What was the project objective:
The goal of the CO2WELLMAT project was to determine limiting values for O2 under conditions relevant to the Northern Light project. When the project started, the only expected impurities were small amounts of water and a few ppmv O2, a reservoir temperature of 80 °C (Smeaheia) and up to 6.7 mmol / kgS alkalinity (about 400 ppmw bicarbonate) in the formation water. Later, when the injection area was moved to the Johansen field (higher temperature, 120 °C) and other types of impurities were included in the CO2 specification for the Northern Light project, it was discussed to include other impurities in the experiments as well. This was not possible within the framework of the project, due to the cost and time associated with the significant modification of the test setup which would have been required. It was agreed to partially compensate for the presence of other acidic impurities by reducing the alkalinity content of the aqueous phase.

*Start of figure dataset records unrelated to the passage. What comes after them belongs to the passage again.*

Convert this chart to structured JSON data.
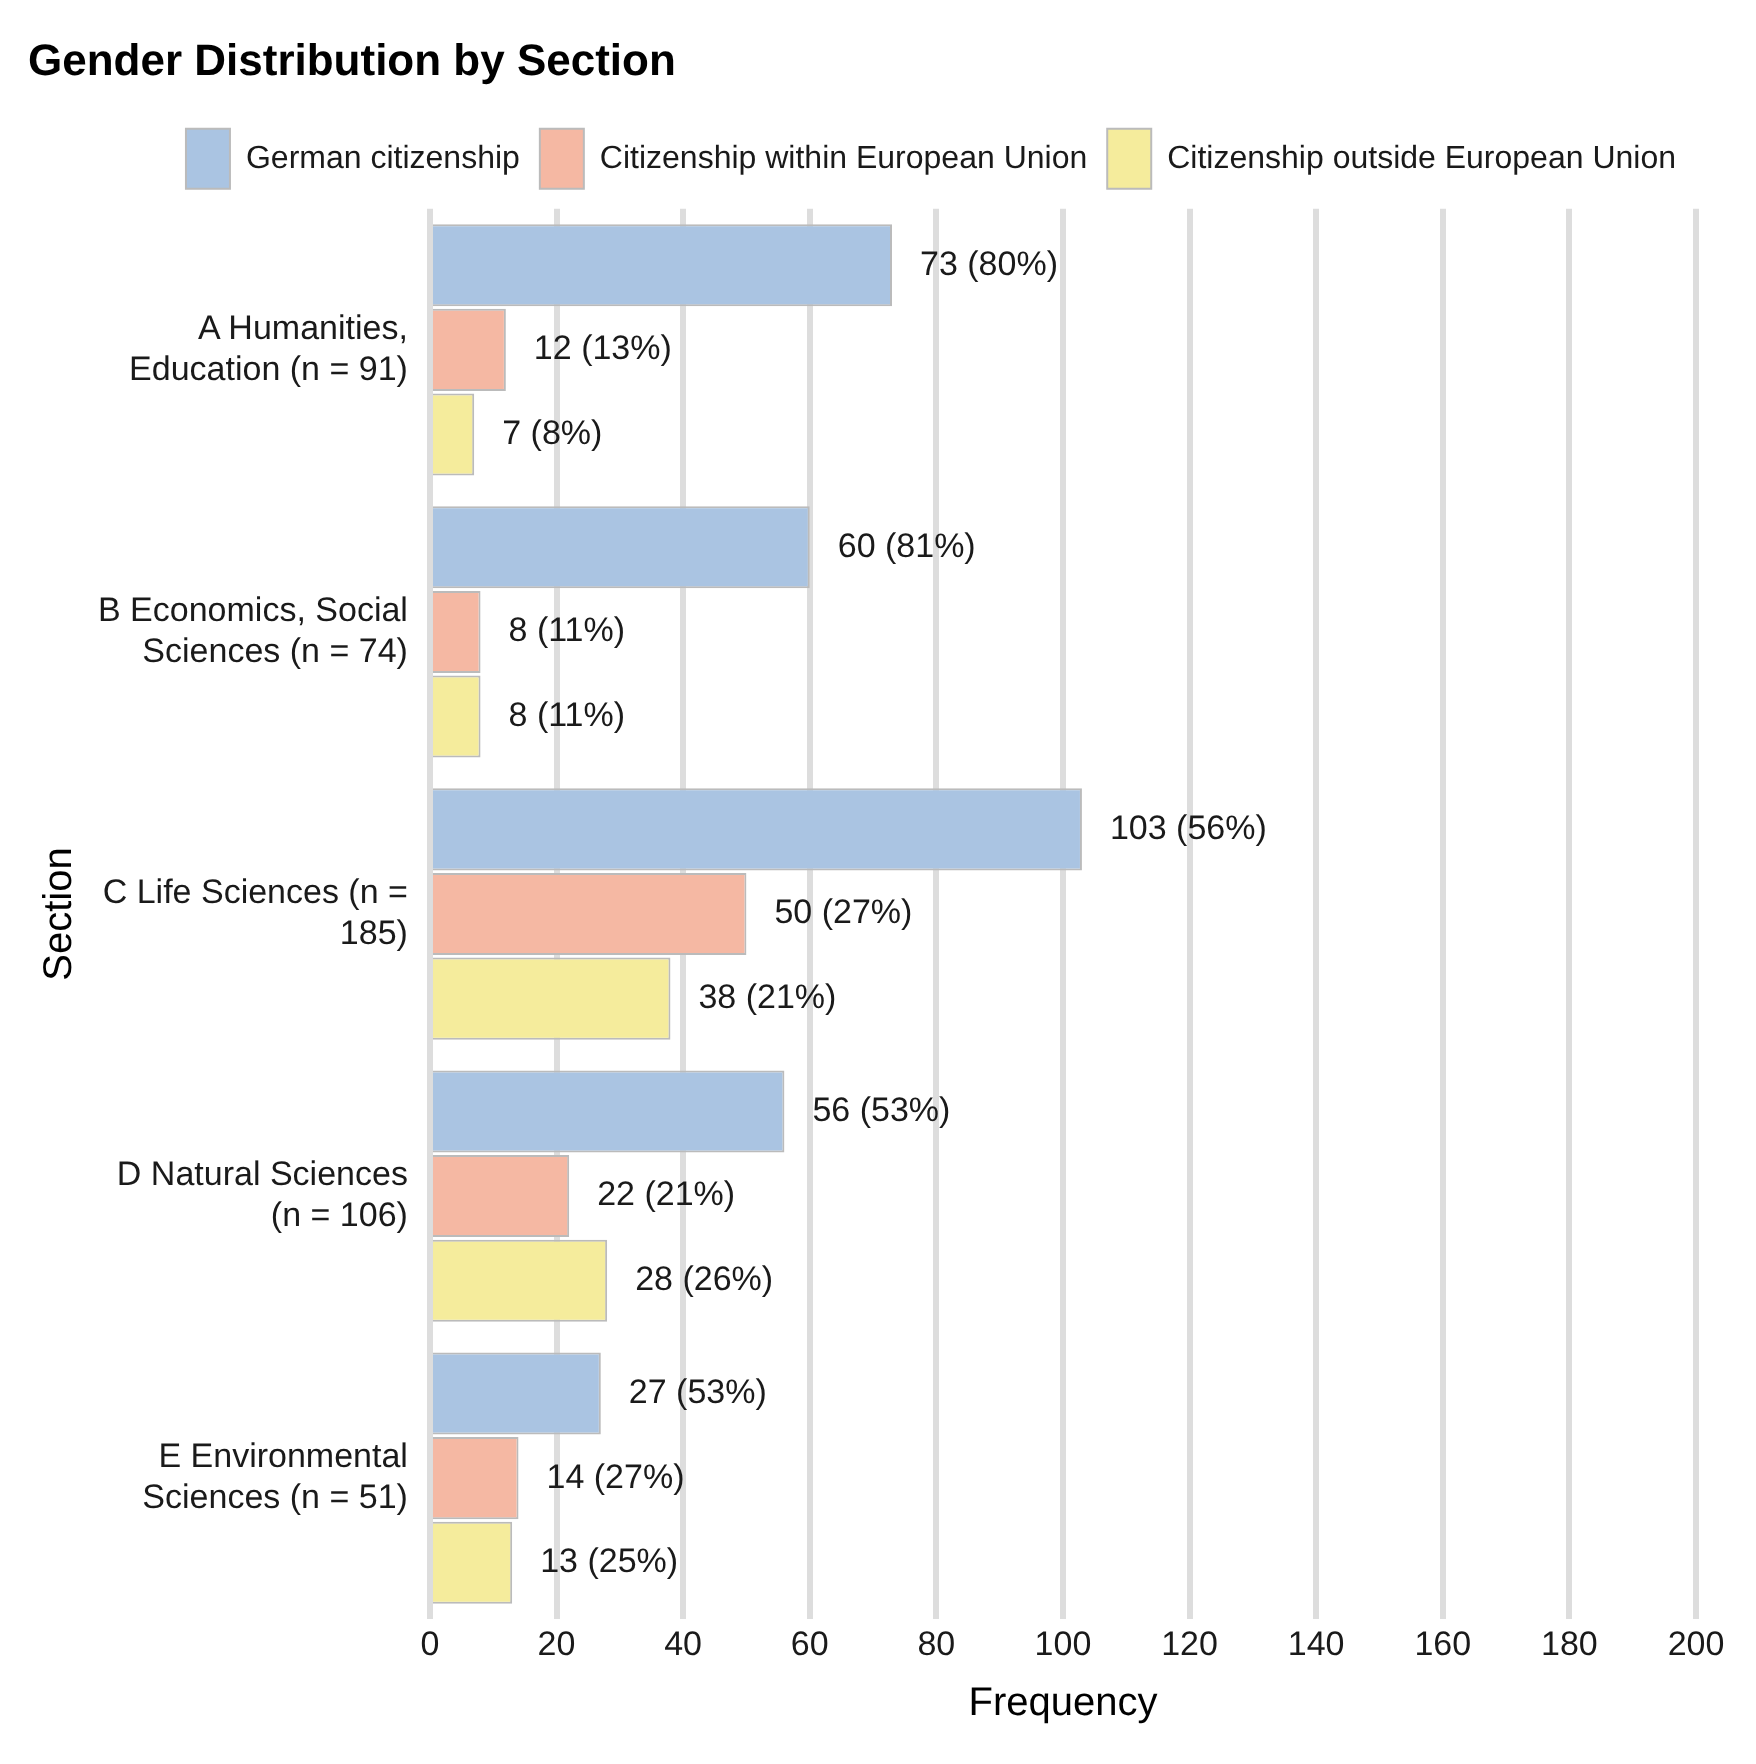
{
  "chart_data": {
    "type": "bar",
    "orientation": "horizontal",
    "title": "Gender Distribution by Section",
    "xlabel": "Frequency",
    "ylabel": "Section",
    "categories": [
      "A Humanities,\nEducation (n = 91)",
      "B Economics, Social\nSciences (n = 74)",
      "C Life Sciences (n =\n185)",
      "D Natural Sciences\n(n = 106)",
      "E Environmental\nSciences (n = 51)"
    ],
    "series": [
      {
        "name": "German citizenship",
        "color": "#aac4e2",
        "values": [
          73,
          60,
          103,
          56,
          27
        ],
        "value_labels": [
          "73 (80%)",
          "60 (81%)",
          "103 (56%)",
          "56 (53%)",
          "27 (53%)"
        ]
      },
      {
        "name": "Citizenship within European Union",
        "color": "#f5b8a3",
        "values": [
          12,
          8,
          50,
          22,
          14
        ],
        "value_labels": [
          "12 (13%)",
          "8 (11%)",
          "50 (27%)",
          "22 (21%)",
          "14 (27%)"
        ]
      },
      {
        "name": "Citizenship outside European Union",
        "color": "#f5ec9c",
        "values": [
          7,
          8,
          38,
          28,
          13
        ],
        "value_labels": [
          "7 (8%)",
          "8 (11%)",
          "38 (21%)",
          "28 (26%)",
          "13 (25%)"
        ]
      }
    ],
    "xlim": [
      0,
      200
    ],
    "xticks": [
      0,
      20,
      40,
      60,
      80,
      100,
      120,
      140,
      160,
      180,
      200
    ],
    "grid": "x",
    "legend": "top"
  }
}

What has the project done in terms of activities?
The main activities in the project have been:
Review of existing knowledge including data and experiences from oil-gas production / injection. An important focus area was how and to what extent experiences from oil-gas production / injection can be used in CO2 injection wells.
Determine experimentally the partitioning of O2 in water and dense phase CO2 for selected conditions and by use of models estimate values at different temperatures (10-120 ° C) and pressure (50-150 bar).
Determine experimentally O2 concentration for initiation and maintenance of pitting corrosion for different well materials exposed to different temperatures and O2 concentrations and in formation water with different buffer capacities (different pH).
Determine experimental conditions where chloride-induced stress corrosion (SCC) may occur.
What has the project achieved? Did the project achieve its objective?
The original project goals were achieved. A test set-up and test methodologies were developed that made it possible to run experiments under controlled pressure (100 bar), temperature (up to 120 ° C) and oxygen content (3-100 ppmv). Various types of 13Cr and 22Cr steels were tested. Generally, little material loss corrosion was found, but local corrosion (pitting) was observed on 13Cr under some conditions. No stress corrosion cracking was observed.
Acceptable corrosion rates and the final choice of pipe material will depend not only on the corrosion rate in oxygenated formation water, but also on the expected number of backflow incidents of formation water into the pipe as well as the duration of the water wet exposure.
During the project, the CO2 specification for the Northern Light project was expanded with more impurities and the possible consequences were discussed. Since only tests with O2 were made in the present project, it was proposed to start a new project in which the test matrix / database is expanded with more impurities and a larger temperature range.